When I came to college in 2014, I didn’t know I had anxiety until I learned more about what exactly it was, what the symptoms were, and that these weren’t just normal feelings everyone experienced growing up.
I was living with anxiety and I didn’t even know it.
It would manifest itself in the littlest things that I just thought I was experiencing because I was insecure. I couldn’t wear high heels or riding boots because I thought if people heard the click of the heel then they would judge me due to the noise. I couldn’t ask a waiter for a refill of my water because I would start to get flushed at the thought of asking.
To this day, I can’t go back to the counter at the coffee shop and ask the guy if I can buy a cranberry muffin because I don’t want him to judge me since I already came to the counter and bought a cup of green tea.

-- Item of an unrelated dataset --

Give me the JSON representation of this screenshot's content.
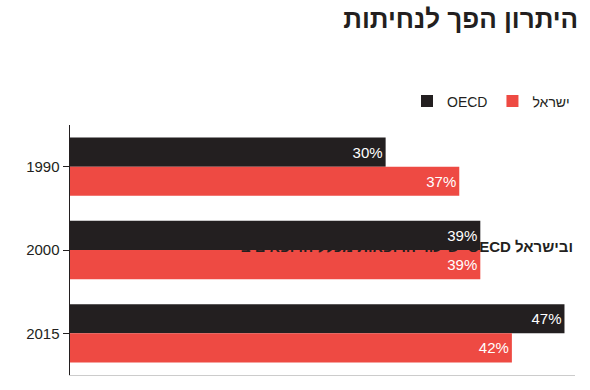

One day it took me a good 30 minutes to manage the courage to get up and ask the guy at the coffee shop to pour my coffee from a mug into a to go cup because I was in the middle of an anxiety attack and I needed to go home.
To someone who doesn’t live with anxiety, these things sound simple. To someone without anxiety, you're probably wondering why I can't just do what I want.
It’s not that simple. I don’t control my thoughts that easily.
These thoughts, impulses, and actions come to me and I can’t control when I have an anxiety attack or an anxious thought.
To you, it may be dumb that I can’t manage to walk up to the counter at the coffee shop and ask for a muffin, but to me, it’s a big deal.
And that's the issue. People don't understand.
Some people genuinely do not understand what it’s like to live with anxiety. People don’t understand that there are different types of anxiety.
People don’t understand how easy it is to live day to day without knowing someone suffers from anxiety because it's to easy to hide and internalize. People don’t understand that sometimes you can have a day filled with nonstop attacks, or you can go weeks without one.
We can not control it.
We don’t want your sympathy.
We just want your patience.
Whenever I’m in a relationship I have a constant fear that they will leave me. Every single day I think I’m not good enough for them and make up crazy scenarios about them thinking I’m not worth their time or effort anymore. I’ll make up scenarios about all the different ways they can break up with me and leave me. I’ll go through every aspect of my personality or appearance and write out everything about me that they would dump me over. I worry every single day that they will get fed up with trying to deal with my anxiety and depression and decide I’m not worth this roller coaster ride that is my life.
Anxiety can manifest itself in small every day activities, or it can take on a life of it’s own and control every single aspect of your life.
Anxiety can isolate you, break you down, and even bring on other issues like depression.
There’s no limit to what it can do.
When I have an anxiety attack, I start to sweat all over and I get extremely hot like I’m trapped in a sauna. I start to panic and feel the urge to crawl into a ball and sit on the floor with 100 fans pointed at me giving me air because I can’t breathe.
I don’t want anyone around me. I don’t want anyone to touch me. I just want to be alone.
Usually when I have an attack I’ll start to clean rigorously or take an ice cold shower.
But the anxious thoughts never leave.
It’s consuming.
And I hope that by reading this post, you’ll learn to be a little more understanding and patient with the person in your life battling anxiety.
They’re probably already thinking you’re judging them and you’re just waiting for the right time to leave.
So prove them wrong and be that support system they need.
They need it a lot more than you think.